Eng’s talk was followed by Kareem Khubchandani, who is the Associate Professor of Theatre, Dance and Performance Studies, as well as Studies in Race, Colonialism and Diaspora at Tufts University. In his talk, “Auntologies: BDSM, Porn, Fashion, and Queer Futures,” Khubchandani picked up some of the complicated threads of identity-formation put forth by Eng.
Khubchandani began by paying homage to his own aunties, and the ways through which their expansive ways of doing gender informed his own. He then laid down his goal for the talk: to think queerly with aunty and her “sheer impossibility.” Thinking against popular conceptions of the aunty as the embodiment of excess or as antagonists of queer potentiality,
Khubchandani asked what shifts when aunty is situated in economies of pleasure instead of disdain and derision. What new opportunities arise when aunties are repositioned in relation to one another, instead of being in a perpetual caretaking role for younger generations?

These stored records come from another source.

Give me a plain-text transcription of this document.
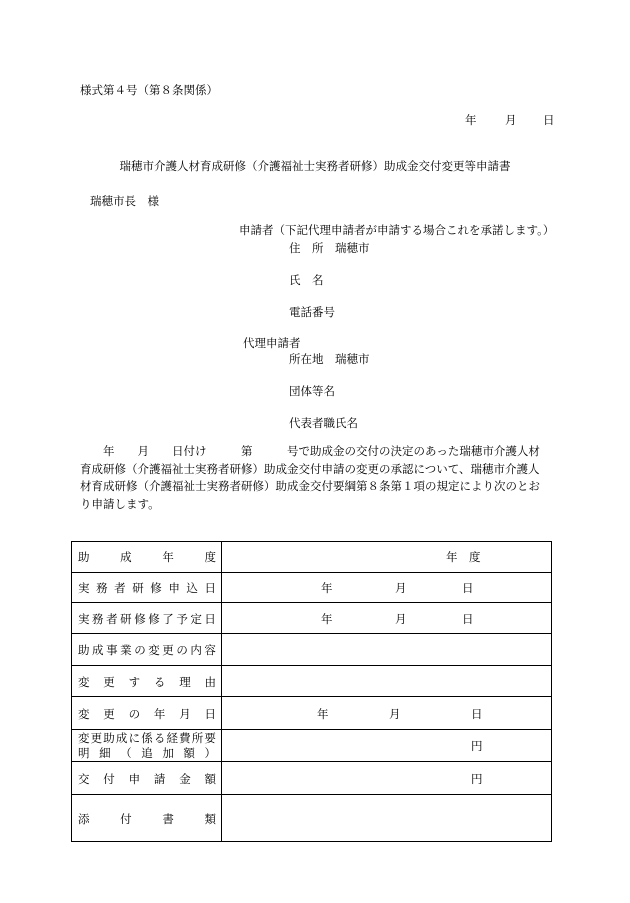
様式第４号（第８条関係）
年 月 日
瑞穂市介護人材育成研修（介護福祉士実務者研修）助成金交付変更等申請書
瑞穂市長　様
申請者（下記代理申請者が申請する場合これを承諾します。）
住　所　瑞穂市
氏　名
電話番号
代理申請者
所在地　瑞穂市
団体等名
代表者職氏名

　　年　　月　　日付け　　　第　　　号で助成金の交付の決定のあった瑞穂市介護人材

育成研修（介護福祉士実務者研修）助成金交付申請の変更の承認について、瑞穂市介護人

材育成研修（介護福祉士実務者研修）助成金交付要綱第８条第１項の規定により次のとお

り申請します。

助	成	年	度	年　度
実 務 者 研 修 申 込 日	年	月	日
実 務 者 研 修 修 了 予 定 日	年	月	日
助 成 事 業 の 変 更 の 内 容
変 更 す る 理 由
変 更 の 年 月 日	年	月	日
変 更 助 成 に 係 る 経 費 所 要
明 細 （ 追 加 額 ）	円
交 付 申 請 金 額	円
添	付	書	類
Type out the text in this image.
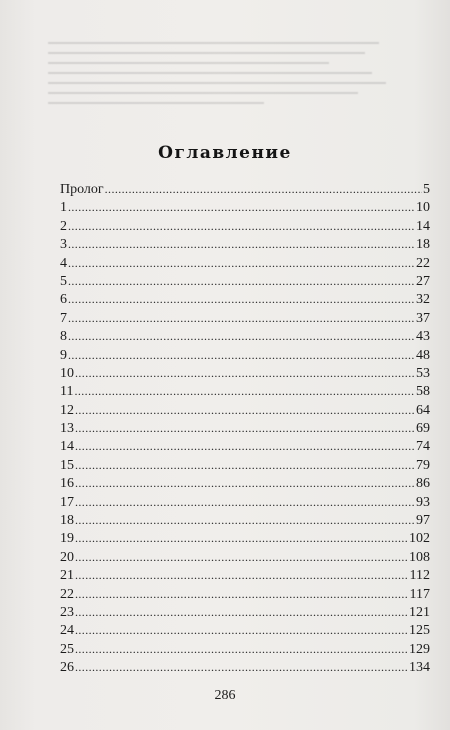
Оглавление
Пролог . . .	5
1 . . .	10
2 . . .	14
3 . . .	18
4 . . .	22
5 . . .	27
6 . . .	32
7 . . .	37
8 . . .	43
9 . . .	48
10 . . .	53
11 . . .	58
12 . . .	64
13 . . .	69
14 . . .	74
15 . . .	79
16 . . .	86
17 . . .	93
18 . . .	97
19 . . .	102
20 . . .	108
21 . . .	112
22 . . .	117
23 . . .	121
24 . . .	125
25 . . .	129
26 . . .	134
286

Taking up sources as diverse as TikToks, memes, film, fashion, coloring books and porn, Khubchandani carved out new spaces for thinking about aunties’ creativity and innovation under a heteropatriarchy which cannot fathom their queerness.
In the final talk of the day, “Racist Love: An Interactive Workshop on Cute Things,” Leslie Bow unraveled ideas about cuteness often taken to be self-evident. Bow, who is the Vilas Distinguished Achievement Professor of English and Asian American Studies and the Dorothy Draheim Professor of English at the University of Wisconsin Madison, proposed that we pay attention to the racial productions intrinsic to what Cathy Park Hong terms “minor feelings,” like affection, care, humor and love. How can professed attraction, she asked, become the very form of anti-Asian bias?
Beginning at Frank Chin and Jeffrey Paul Chan’s seminal 1972 essay “Racist Love,” Bow argued that Asians occupy a core anxious, ambivalent space in contemporary U.S. culture. Stereotype, caricature and fetish all emerge out of this ambivalence, and one of their less-investigated byproducts is globalized cuteness.
Bow put up images of objects modeled after racist Asiatic caricatures and asked the audience to decide if they found the objects cute or not. Cuteness, she explained, reflects asymmetries of power — what Sianne Ngai described as the “aestheticization of powerlessness.” Cute things are thus conduits of political desire, allowing us to enjoy asymmetrical power relations that suggest forms of spectatorship.
The day ended with a drag show, “Lessons in Drag w/ LaWhore Vagistan.” Equal parts drag, lecture and audience discussion, the show brought together critical theory, lip syncing, dancing and comedy in a celebration of queer joy and community.
Knowledge, Vagistan taught us, cannot be limited to the sober confines of the classroom. Instead, its articulations and productions — in text, in Asian American Studies and in drag — are at their most compelling when they are pushing towards more expansive futures, for aunties, for the people they care for, and for us all.